Боже мой! Она его высекла его же словами, не выказав ни капли уважения к нему как лорду.
– Разве лучше быть аристократкой, которая пережила нелегкие времена и очерствела настолько, что…
Она перебила его, не дав закончить:
– Это ваша новая теория относительно меня? – Она фыркнула. – Интересно, какую чепуху вы еще придумаете, чтобы объяснить ваше похищение?
– Существуют сотни способов, которые могли бы сделать вас той, кто вы есть, но один остался нетронутым. Вы нелепая девушка. – Он вложил в это слово столько презрения, что она должна была понять, что он хотел употребить другое, менее изысканное.
– Жизнь вообще нелепая штука, особенно если ею живут голодные и отчаявшиеся. Вы мне надоели. Но я пока не могу уйти. Шахматист вы никудышный, но партию мы закончим.
Она опять задела его за живое.
– На самом деле я один из лучших шахматистов Лондона. «Если я не играю против женщины. Особенно против такой, от которой кровь начинает бурлить, а желание мешает думать».
– Значит, Лондон – город глупцов. – Ее взгляд упал на оставленное мисс Викториной на столе рукоделие. – Вы могли бы вышивать. Это было бы хоть какое-то занятие.
– Нет… не было бы, – процедил он сквозь зубы. Она взяла в руки кружево и потрясла им перед его носом.
– Да будет вам, милорд. Представьте себе, какое вы получите удовлетворение оттого, что я окажусь не права.
– Я не женщина.
А она женщина.
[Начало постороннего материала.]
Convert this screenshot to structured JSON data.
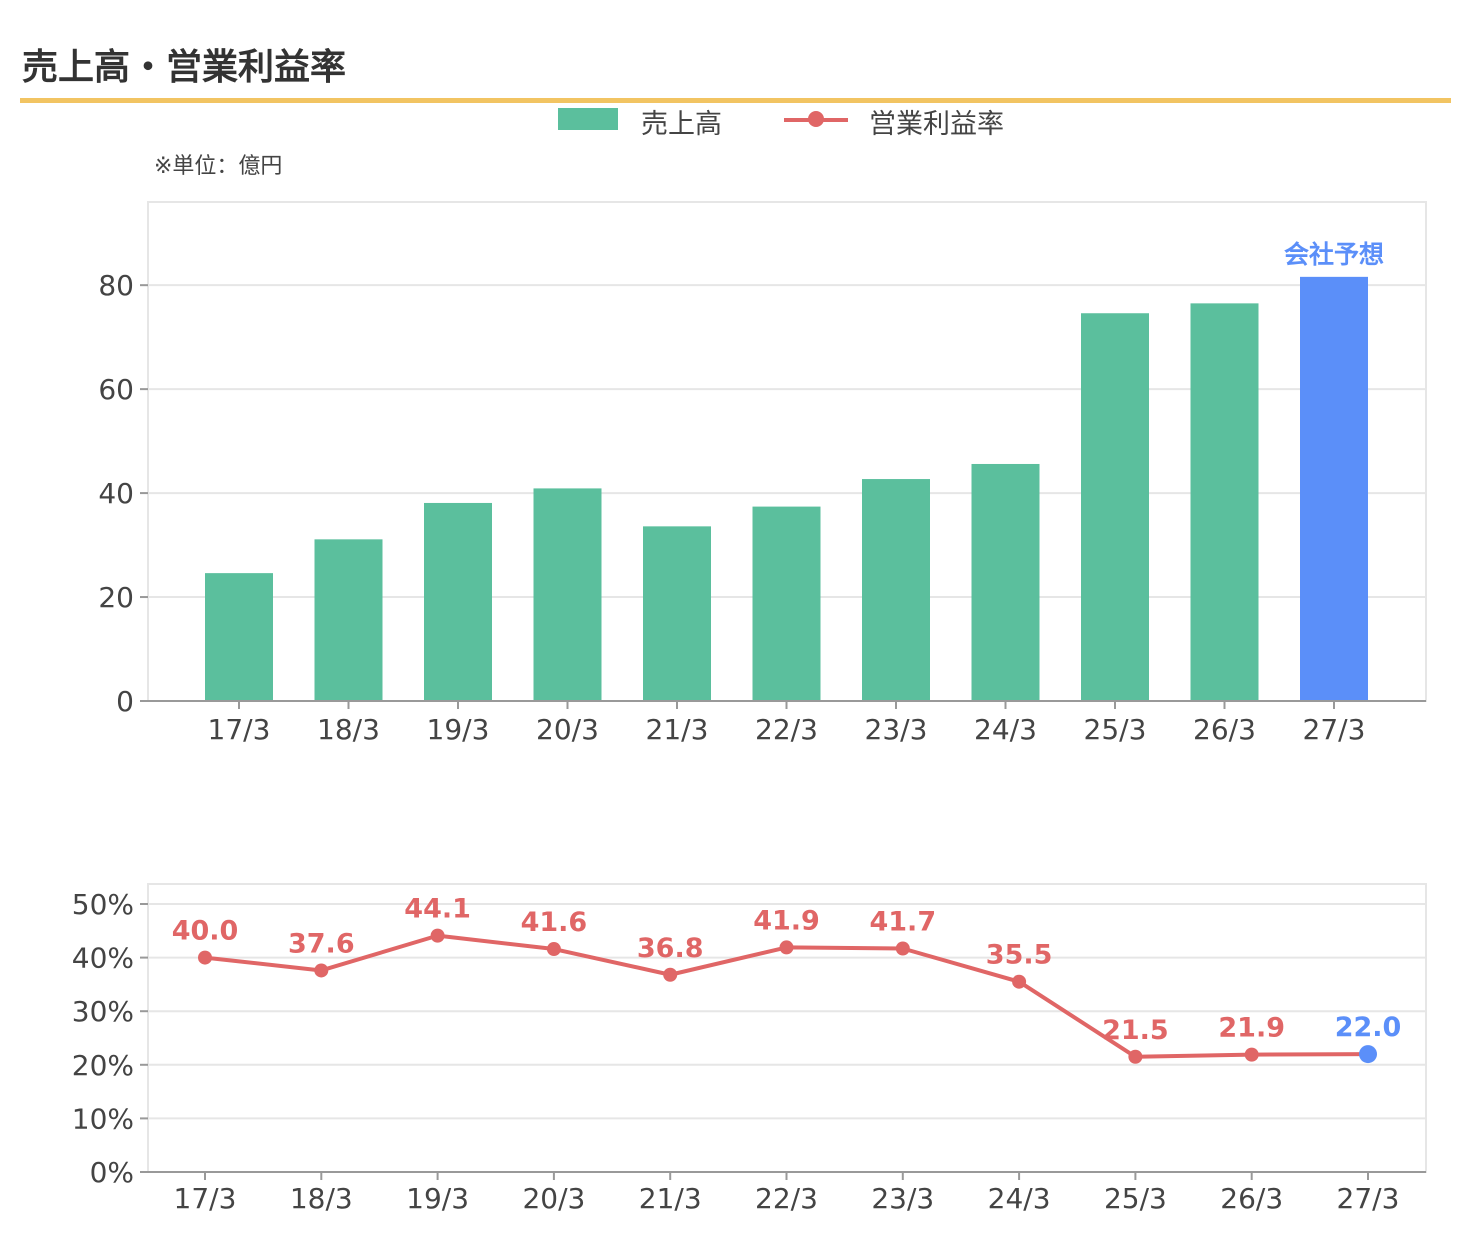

Ему понравилось, как она завернулась в шаль, прикрыв грудь, словно шаль могла защитить ее от его похотливого взгляда. Но эта уловка была бесполезной и говорила лишь о том, что у нее мало опыта в общении с мужчинами – а может быть, и слишком много.
– Нет, но вам скучно.
В этом она была права, черт бы ее побрал. Он понимал, что она его дразнит, что ему не следует поддаваться. Все же он скучал. И испытывал вожделение. И был в отчаянии.
– Хорошо. – Решение пришло быстро. – Покажите мне, как это делается.
Она взглянула на него с подозрением.
– Что вы смотрите? – Джермин удивленно поднял брови. – Вы меня убедили.
– Что-то вы слишком любезны.
– Некоторые вообще считают меня обаятельным.
– Наверняка это дебютантки. – Она вложила в это слово максимум презрения. – Я права?
– Да.
– Не верьте им, – посоветовала она. – Они вам льстят. Они охотятся за кольцом, которое, как они надеются, вы наденете им на пальчик.
Это было как раз то, о чем он и сам думал, но ее уверенность была иной. Она осуждала. И он понял, что она не представляет себе, как это он может быть обаятельным.
Ему вдруг пришла в голову неприятная мысль. Возможно, он и вправду вовсе не обаятелен. Во всяком случае, его отец никогда таковым не был.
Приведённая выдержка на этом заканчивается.